Cuando nació nuestra hija, como se hace en Perú, decidimos subirlo a la azotea. Al principio lo visitábamos con frecuencia, pero con el tiempo, las visitas se hicieron más espaciadas. Sin embargo, Tofi nunca se quejó. Cada vez que lo bajábamos, nos recibía como si no hubiera pasado el tiempo. Y así, pasaron los años, y Tofi empezó a moverse menos.
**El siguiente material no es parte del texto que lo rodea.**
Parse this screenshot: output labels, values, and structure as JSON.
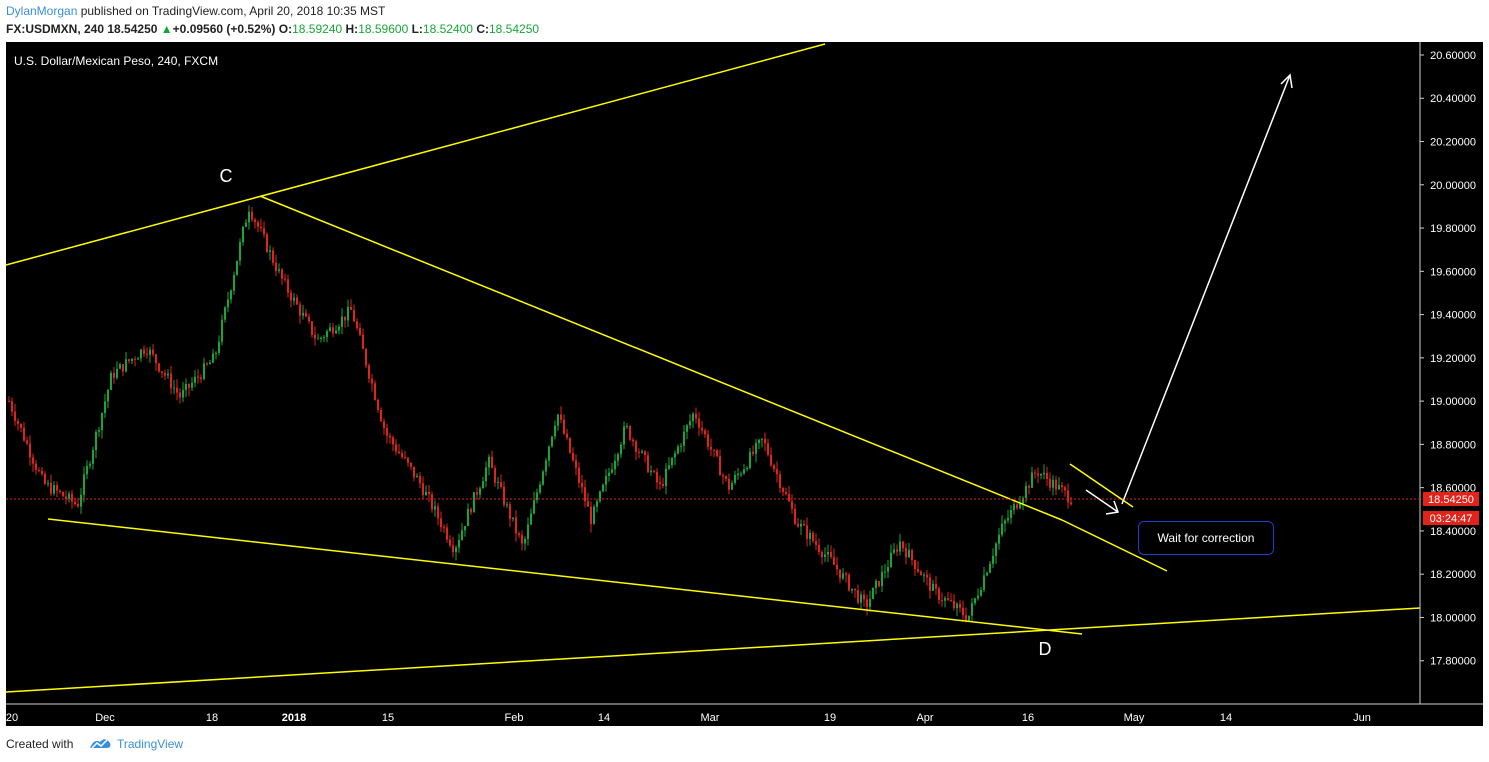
{
  "header": {
    "author": "DylanMorgan",
    "published_text": " published on TradingView.com, April 20, 2018 10:35 MST",
    "symbol": "FX:USDMXN, 240",
    "last": "18.54250",
    "change": "+0.09560 (+0.52%)",
    "o_label": "O:",
    "o_value": "18.59240",
    "h_label": "H:",
    "h_value": "18.59600",
    "l_label": "L:",
    "l_value": "18.52400",
    "c_label": "C:",
    "c_value": "18.54250"
  },
  "chart_data": {
    "type": "candlestick",
    "title": "U.S. Dollar/Mexican Peso, 240, FXCM",
    "y_ticks": [
      "20.60000",
      "20.40000",
      "20.20000",
      "20.00000",
      "19.80000",
      "19.60000",
      "19.40000",
      "19.20000",
      "19.00000",
      "18.80000",
      "18.60000",
      "18.40000",
      "18.20000",
      "18.00000",
      "17.80000"
    ],
    "ylim": [
      17.6,
      20.66
    ],
    "x_ticks": [
      "20",
      "Dec",
      "18",
      "2018",
      "15",
      "Feb",
      "14",
      "Mar",
      "19",
      "Apr",
      "16",
      "May",
      "14",
      "Jun"
    ],
    "price_label": "18.54250",
    "countdown": "03:24:47",
    "annotations": {
      "c": "C",
      "d": "D",
      "callout": "Wait for correction"
    },
    "price_path": [
      19.0,
      18.62,
      18.52,
      19.12,
      19.25,
      19.02,
      19.2,
      19.9,
      19.55,
      19.28,
      19.42,
      18.85,
      18.62,
      18.32,
      18.72,
      18.32,
      18.95,
      18.45,
      18.88,
      18.6,
      18.95,
      18.6,
      18.82,
      18.44,
      18.26,
      18.05,
      18.35,
      18.12,
      18.0,
      18.42,
      18.68,
      18.55
    ],
    "colors": {
      "up": "#17a637",
      "down": "#e0241b",
      "trendline": "#ffff00",
      "arrow": "#ffffff",
      "price_line": "#e0241b"
    }
  },
  "footer": {
    "created_with": "Created with",
    "brand": "TradingView"
  }
}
El final llegó un día cualquiera. Lo había bañado, como siempre, pero noté que algo no iba bien. Estaba más cabizbajo de lo normal. Me acerqué y sentí que se estaba yendo. Gesica estaba abajo con nuestra hija, y yo no sabía si debía ir a avisarla o quedarme con él. Al final, no me moví. Sabía que esos eran sus últimos momentos y no podía dejarlo solo. Puse mis manos bajo su cabeza y lo acompañé en su último aliento, viendo cómo su respiración se hacía cada vez más lenta hasta que finalmente, se detuvo.
Siempre me consideré fuerte, alguien que ya había pasado por muchas cosas en la vida. Pensaba que ser fuerte era no llorar, mantener la compostura. Pero ese día, rompí. Lloré por mi Tofi, por todo lo que habíamos vivido juntos, por todo lo que significó para nosotros. No sabía cómo decirle a Gesica lo que había pasado, pero sabía que, al menos, lo había acompañado en su último suspiro.
Tofi fue mucho más que un perro. Fue parte de nuestra vida, de nuestras historias, de nuestras alegrías y nuestras penas. Y aunque me duele recordarlo, también me llena de una profunda gratitud haber podido estar con él hasta el final, haberle dado el amor que él nos dio durante tantos años. Mi Tofi. Nuestro Tofi.